So, what did he do last year behind Frank Gore? Honestly, he didn’t get a whole lot of touches to know for sure. But what he did do was decent, but not great (83 rushes for 333 yards and four touchdowns). I like that touchdown number, but his YPC was 4.0, which is nothing to write home about. Gore went down with a concussion in late 2014, but Hyde lost a good chance to get solid work while nursing his own ankle and back injuries.  Add in a running back stable that features other players with talent like Reggie Bush, Kendall Hunter and even rookies Mike Davis and Jarryd Hayne and there’s at least a little uncertainty in regards to how many carries Hyde may get.

Carlos Hyde, for all his ability and past college performance, hasn’t done anything of note in the NFL.

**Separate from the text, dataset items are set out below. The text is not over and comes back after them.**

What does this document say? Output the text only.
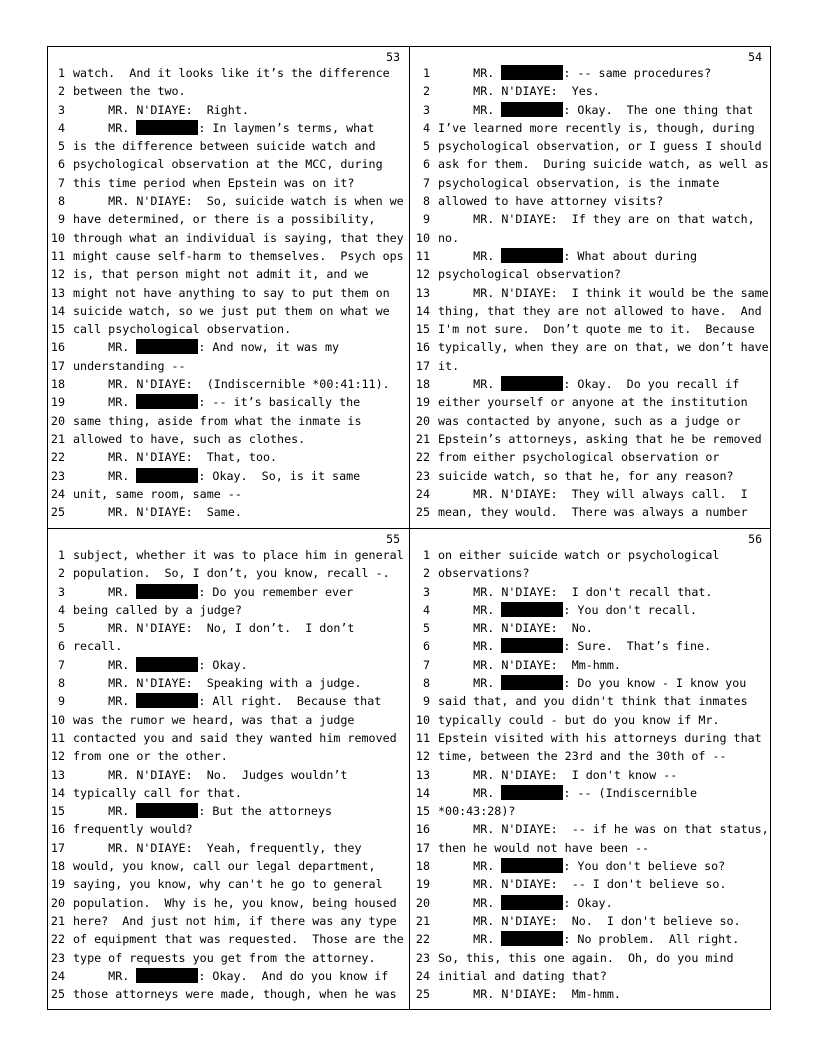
53
1 watch.  And it looks like it’s the difference
2 between the two.
3 MR. N'DIAYE:  Right.
4 MR.	: In laymen’s terms, what
5 is the difference between suicide watch and
6 psychological observation at the MCC, during
7 this time period when Epstein was on it?
8 MR. N'DIAYE:  So, suicide watch is when we
9 have determined, or there is a possibility,
10 through what an individual is saying, that they
11 might cause self-harm to themselves.  Psych ops
12 is, that person might not admit it, and we
13 might not have anything to say to put them on
14 suicide watch, so we just put them on what we
15 call psychological observation.
16 MR.	: And now, it was my
17 understanding --
18 MR. N'DIAYE:  (Indiscernible *00:41:11).
19 MR.	: -- it’s basically the
20 same thing, aside from what the inmate is
21 allowed to have, such as clothes.
22 MR. N'DIAYE:  That, too.
23 MR.	: Okay.  So, is it same
24 unit, same room, same --
25 MR. N'DIAYE:  Same.
54
1 MR.	: -- same procedures?
2 MR. N'DIAYE:  Yes.
3 MR.	: Okay.  The one thing that
4 I’ve learned more recently is, though, during
5 psychological observation, or I guess I should
6 ask for them.  During suicide watch, as well as
7 psychological observation, is the inmate
8 allowed to have attorney visits?
9 MR. N'DIAYE:  If they are on that watch,
10 no.
11 MR.	: What about during
12 psychological observation?
13 MR. N'DIAYE:  I think it would be the same
14 thing, that they are not allowed to have.  And
15 I'm not sure.  Don’t quote me to it.  Because
16 typically, when they are on that, we don’t have
17 it.
18 MR.	: Okay.  Do you recall if
19 either yourself or anyone at the institution
20 was contacted by anyone, such as a judge or
21 Epstein’s attorneys, asking that he be removed
22 from either psychological observation or
23 suicide watch, so that he, for any reason?
24 MR. N'DIAYE:  They will always call.  I
25 mean, they would.  There was always a number
55
1 subject, whether it was to place him in general
2 population.  So, I don’t, you know, recall -.
3 MR.	: Do you remember ever
4 being called by a judge?
5 MR. N'DIAYE:  No, I don’t.  I don’t
6 recall.
7 MR.	: Okay.
8 MR. N'DIAYE:  Speaking with a judge.
9 MR.	: All right.  Because that
10 was the rumor we heard, was that a judge
11 contacted you and said they wanted him removed
12 from one or the other.
13 MR. N'DIAYE:  No.  Judges wouldn’t
14 typically call for that.
15 MR.	: But the attorneys
16 frequently would?
17 MR. N'DIAYE:  Yeah, frequently, they
18 would, you know, call our legal department,
19 saying, you know, why can't he go to general
20 population.  Why is he, you know, being housed
21 here?  And just not him, if there was any type
22 of equipment that was requested.  Those are the
23 type of requests you get from the attorney.
24 MR.	: Okay.  And do you know if
25 those attorneys were made, though, when he was
56
1 on either suicide watch or psychological
2 observations?
3 MR. N'DIAYE:  I don't recall that.
4 MR.	: You don't recall.
5 MR. N'DIAYE:  No.
6 MR.	: Sure.  That’s fine.
7 MR. N'DIAYE:  Mm-hmm.
8 MR.	: Do you know - I know you
9 said that, and you didn't think that inmates
10 typically could - but do you know if Mr.
11 Epstein visited with his attorneys during that
12 time, between the 23rd and the 30th of --
13 MR. N'DIAYE:  I don't know --
14 MR.	: -- (Indiscernible
15 *00:43:28)?
16 MR. N'DIAYE:  -- if he was on that status,
17 then he would not have been --
18 MR.	: You don't believe so?
19 MR. N'DIAYE:  -- I don't believe so.
20 MR.	: Okay.
21 MR. N'DIAYE:  No.  I don't believe so.
22 MR.	: No problem.  All right.
23 So, this, this one again.  Oh, do you mind
24 initial and dating that?
25 MR. N'DIAYE:  Mm-hmm.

I love his tape, I love his build, I love what he’s done in the preseason and I love his skillset. But there have been many players who looked the part and just couldn’t make the leap to the next level. You also have to remember that at Ohio State he ran behind possibly the best offensive line in the country. Now, he has to deal with the aforementioned greatly weakened 49ers offensive line and has to do it for a very green coaching staff and a defense that may put his team in deficits where they’re forced to pass.

We get excited about players like Hyde and that’s understandable. Just watch some of that tape and you’ll see. But the NFL is for the best of the best and sometimes even the most talented college players can’t make it in the show. It’s not that I think Hyde is going to be a bust, but his current price pre-supposes he’s already an RB1. Do yourself a favor, avoid annoying guys from high school and don’t overpay for a second year running back with a LOT left to prove.